One of the biggest surprises for North Americans, who are accustomed to walking into a real estate agent’s office, detailing the specs for what they seek (two bedrooms, 2 ½ baths, US$200,000, in a nice school district, for example), then sitting back to watch as the agent types those details into his system to generate a series of listing sheets for every property currently available to suit.
In Panama, to get an idea of what’s available for sale anywhere in the country, you must meet with as many real estate agents operating in that area as possible. Not only do they not share listings, neither do they share commissions. Property listings are proprietary.
That is not to say, however, that a particular piece of real estate might not be listed with more than one agent. But this is not because the agents are sharing listings. It’s because the seller has listed the property separately, agent to agent, often at differing prices.
If you find a property in Panama be sure to refer to this simplified check list:
Is the property on titled or ROP land?
ROP or Right of Possession is where a person or family has effectively homesteaded land/property in Panama. They have a right to possess it, and they can legally transfer that right, but the owner is the government. The issue is who has that right and who else in that family, or even a neighbor, is going to also claim the same right. If you buy the property can you obtain title? It is a risky business proposition. The government has a program to title ROP land, they want it all titled because titled land pays taxes, ROP land does not.

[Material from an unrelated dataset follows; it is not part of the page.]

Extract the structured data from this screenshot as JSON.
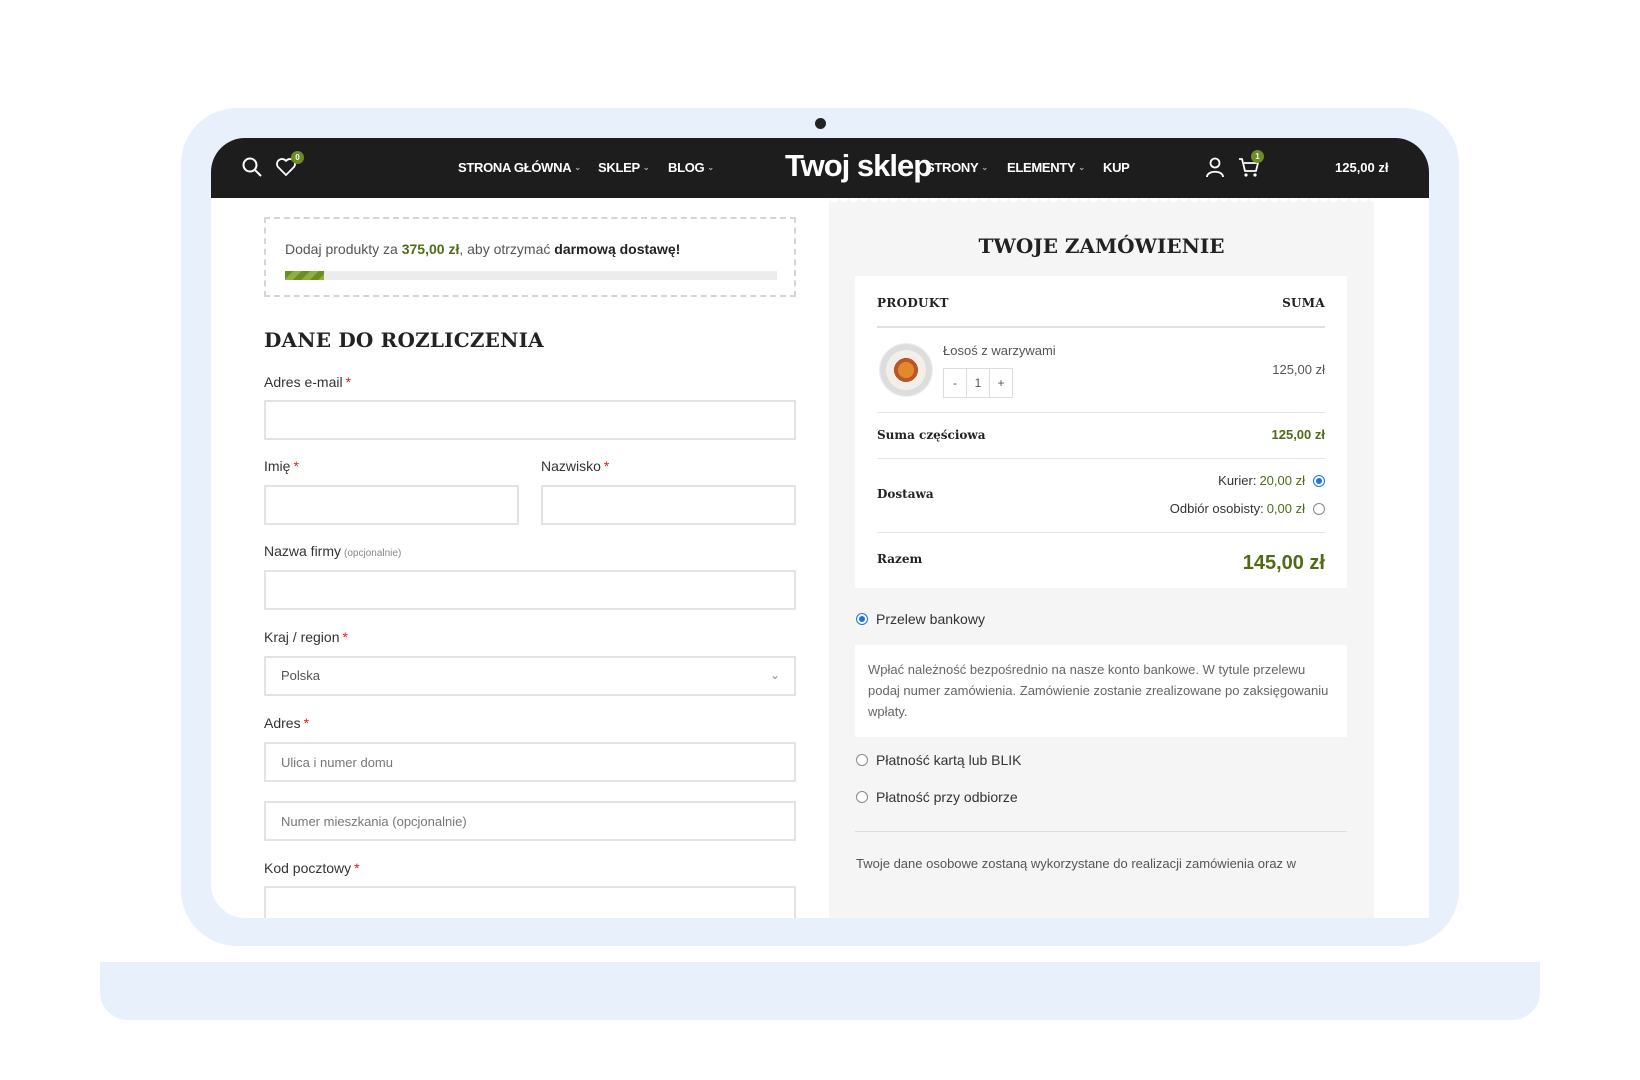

Titled land is registered at the Registro Publico, the public registry of Panama. All legal liens against titled property are also in this database. Before you do anything regarding property you should find an attorney, not the same attorney as the seller, and have them research the property. If you are fluent in Spanish you can do this part yourself.
All titled land is taxed in Panama, except for land under condominiums, there’s no exemption. To help keep land values below the taxable threshold many sellers transfer the property into a corporation and then sell the corporation. The value of the corporation might increase but the land value does not.
How is the property owned in Panama, by a person or as a corporation?
Many parcels of titled land are corporate property. People sell the corporation not the land. This device avoids revaluation of the property to market value.
Is title clear or are there liens in Panama?
There are people who have gone through the entire process of acquisition only to discover a lien was on file. Any legal lien must be recorded in the Registro Publico, another good reason for having complete research done by a lawyer.
Is the person claiming to own the property really the owner?
This one seems obvious but once again it’s not uncommon to hear of people who have bought property here based upon the word of another expat; big mistake. Do not purchase anything before your lawyer carries out an investigation of title.
Untitled land must be owned by a Panamanian for at least two years before it can be owned by a foreigner. After this period it can be titled and resold. Foreigners cannot own within 10 kilometers of international borders. All Panamanian beaches and waters are public land and cannot be bought or sold. Foreigners cannot own within 10 meters of the Atlantic Ocean or within 22 meters of the Pacific Ocean (from the high-tide line). Special permits are needed in cases of some types of waterfront construction. Rights of possession is common in some parts of Panama. While this is not the same as title, it can be converted to title in some cases. To do this, you need the help of an attorney familiar with the process.